Tuesday, 29 March 2011

The face of the new "green" Germany

The representatives of the German society´s "new core" in action.  The "choir" towards the end is worth listening to!

Charles Hawley, editor of Der Spiegel, thinks that the success of the Green party in last weekend´s two state elections has resulted in a "profound shift" in the country´s political landscape:

The equation seems simple. A nuclear disaster in Japan combined with widespread skepticism of atomic energy in Germany equals record-setting election successes for the anti-nuclear Green Party in two state elections on Sunday.
The story line is certainly tempting. Germany has, after all, reacted with notable concern to the ongoing calamity at the Fukushima nuclear facility on Japan's east coast. And the resulting nuclear policy about-face by Chancellor Angela Merkel's government in Berlin has looked anything but composed and reasoned.
But Germany's Greens had been building toward ballot box success for months prior to the events in Japan. In many states, the party stands shoulder-to-shoulder with Merkel's center-right Christian Democrats (CDU) and the center-left Social Democrats (SPD).

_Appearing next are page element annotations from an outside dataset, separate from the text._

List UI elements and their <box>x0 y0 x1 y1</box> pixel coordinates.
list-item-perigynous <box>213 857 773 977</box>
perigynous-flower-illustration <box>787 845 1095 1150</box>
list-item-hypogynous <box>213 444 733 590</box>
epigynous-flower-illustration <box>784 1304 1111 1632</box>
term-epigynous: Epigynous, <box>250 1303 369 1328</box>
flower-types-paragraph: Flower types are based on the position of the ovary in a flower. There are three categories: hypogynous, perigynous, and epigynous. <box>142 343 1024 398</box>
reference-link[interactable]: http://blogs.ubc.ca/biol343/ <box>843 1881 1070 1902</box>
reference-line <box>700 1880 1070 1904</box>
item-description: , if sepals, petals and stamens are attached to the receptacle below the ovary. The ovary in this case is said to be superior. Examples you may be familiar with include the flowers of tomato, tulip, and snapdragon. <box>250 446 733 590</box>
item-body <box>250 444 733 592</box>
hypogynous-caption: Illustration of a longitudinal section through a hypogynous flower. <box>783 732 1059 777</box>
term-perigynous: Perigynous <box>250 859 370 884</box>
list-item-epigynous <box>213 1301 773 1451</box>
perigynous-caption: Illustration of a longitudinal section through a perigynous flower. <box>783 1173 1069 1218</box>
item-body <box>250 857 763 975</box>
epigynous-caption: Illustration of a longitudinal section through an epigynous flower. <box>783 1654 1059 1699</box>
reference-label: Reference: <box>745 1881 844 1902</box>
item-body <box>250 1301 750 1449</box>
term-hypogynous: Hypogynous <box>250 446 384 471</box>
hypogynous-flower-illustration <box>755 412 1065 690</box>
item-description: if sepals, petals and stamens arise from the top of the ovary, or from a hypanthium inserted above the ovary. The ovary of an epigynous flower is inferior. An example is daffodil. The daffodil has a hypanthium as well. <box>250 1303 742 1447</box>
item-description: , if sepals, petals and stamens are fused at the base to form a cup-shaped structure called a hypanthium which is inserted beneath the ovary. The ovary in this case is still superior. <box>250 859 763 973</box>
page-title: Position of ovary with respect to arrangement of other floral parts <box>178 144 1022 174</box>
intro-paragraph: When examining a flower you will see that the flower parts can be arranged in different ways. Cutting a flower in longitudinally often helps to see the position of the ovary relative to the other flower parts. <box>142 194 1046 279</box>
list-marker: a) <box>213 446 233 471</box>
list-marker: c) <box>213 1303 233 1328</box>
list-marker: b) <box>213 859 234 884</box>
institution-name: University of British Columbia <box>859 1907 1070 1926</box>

In many others, their poll numbers are rising.
Indeed, far from being a one-off, the party's 24.2 percent result in Baden-Württemberg and the 15.4 percent it received in Rhineland-Palatinate on Sunday marks the beginning of a new era for Germany's political landscape. The Greens have benefited mightily from ongoing exasperation with the tradition-laden parties CDU and SPD -- and the erstwhile rebellious environmentalists have now become a fixture in the country's political center.
"In the cultural debates which have been waged in recent years, whether they focused on lifestyle issues, questions of values or nuclear energy, the center-left and the Greens have the support of society's new core," writes political analyst Franz Walter in a Monday contribution for SPIEGEL ONLINE. "Culturally, society's new center has distanced itself step by step from the Christian Democratic and conservative-traditional world view.


One must sincerely hope that Hawley is wrong. Already hitherto, the greens have had a disastrous influence in the political and economical development of the most important country in the European Union. If the greens really now have the support of the "society´s new core" in Germany, it does not bode well for Germany, the EU or NATO.